Here's an example of how to use the graph function:

from deeprai.models import FeedForward

model = FeedForward()
model.add_dense(784)
model.add_dense(128, activation='relu')
model.add_dense(64, activation='relu')
model.add_dense(10, activation='softmax')
model.config(optimizer='gradient descent', loss='mean square error')

train_inputs, train_targets, test_inputs, test_targets = # load data

model.train_model(train_inputs, train_targets, test_inputs, test_targets)

model.graph(metric='accuracy')

This code creates a FeedForward model with a single dense layer of size 784, followed by two additional dense layers with ReLU activation functions, and a final dense layer with a softmax activation function. The config function sets the optimizer to gradient descent and the loss function to mean square error.

The train_model function trains the model on the loaded data. After training, the graph function is called with the "accuracy" metric to plot the accuracy over the epochs.

The output should be a plot of the specified metric over the epochs.

Saving a Model

Function Signature

def save(self, file_location: str) -> None:

Parameters

Return Value

This function does not return anything.
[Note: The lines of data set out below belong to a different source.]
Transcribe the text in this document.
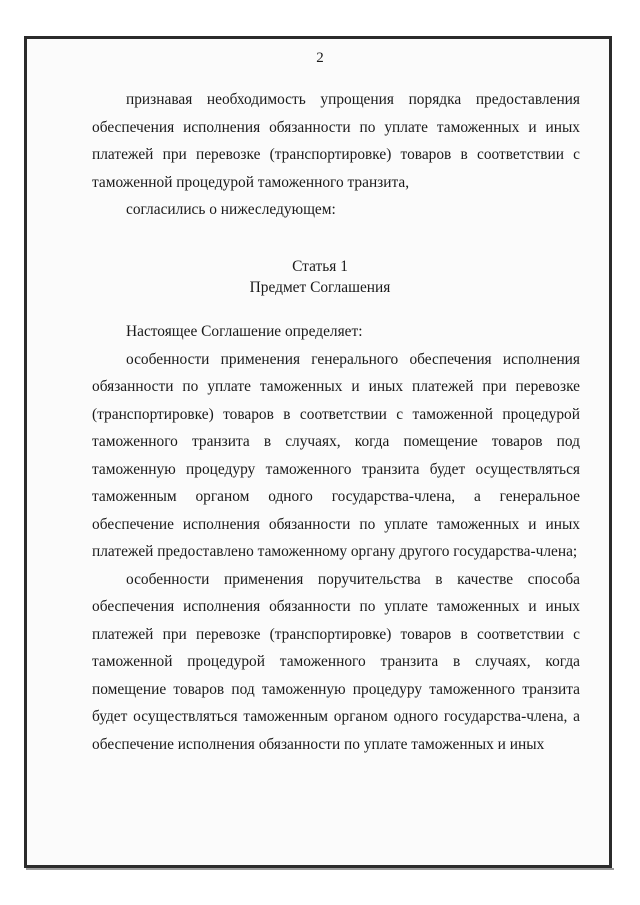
2

признавая необходимость упрощения порядка предоставления обеспечения исполнения обязанности по уплате таможенных и иных платежей при перевозке (транспортировке) товаров в соответствии с таможенной процедурой таможенного транзита,

согласились о нижеследующем:

Статья 1
Предмет Соглашения

Настоящее Соглашение определяет:

особенности применения генерального обеспечения исполнения обязанности по уплате таможенных и иных платежей при перевозке (транспортировке) товаров в соответствии с таможенной процедурой таможенного транзита в случаях, когда помещение товаров под таможенную процедуру таможенного транзита будет осуществляться таможенным органом одного государства-члена, а генеральное обеспечение исполнения обязанности по уплате таможенных и иных платежей предоставлено таможенному органу другого государства-члена;

особенности применения поручительства в качестве способа обеспечения исполнения обязанности по уплате таможенных и иных платежей при перевозке (транспортировке) товаров в соответствии с таможенной процедурой таможенного транзита в случаях, когда помещение товаров под таможенную процедуру таможенного транзита будет осуществляться таможенным органом одного государства-члена, а обеспечение исполнения обязанности по уплате таможенных и иных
It saves the model's state to the specified file location.

Description

The save function saves the current state of the deeprai.models.FeedForward instance to a file. This allows for easy checkpointing and restoration of trained models. The model's weights, architecture, and configurations are stored at the specified file location. It's recommended to save the model periodically during training to avoid potential data loss.

Examples

Here's an example of how to use the save function:

from deeprai.models import FeedForward

# ... [Building and training the model] ...

# Saving the model's state to a file
model.save('path/to/save/model.deepr')

This code initializes and trains a FeedForward model and then saves its state to the file located at 'path/to/save/model.deepr'.

Loading a Model

Function Signature

def load(self, file_location: str) -> None:

Parameters

Return Value

This function does not return anything. It loads the model's state from the specified file location.

Description

The load function restores the deeprai.models.FeedForward instance from a saved state located at a file. This can be used to continue training from a checkpoint, or to deploy pre-trained models without the need to retrain them. The model's weights, architecture, and configurations are loaded from the specified file location. Before using this function, ensure the model architecture is the same as the one saved in the file.

Examples

Here's an example of how to use the load function:

from deeprai.models import FeedForward

model = FeedForward()

# Loading the model's state from a file
model.load('path/to/saved/model.deepr')

This code initializes a FeedForward model and then loads its state from the file located at 'path/to/saved/model.deepr'.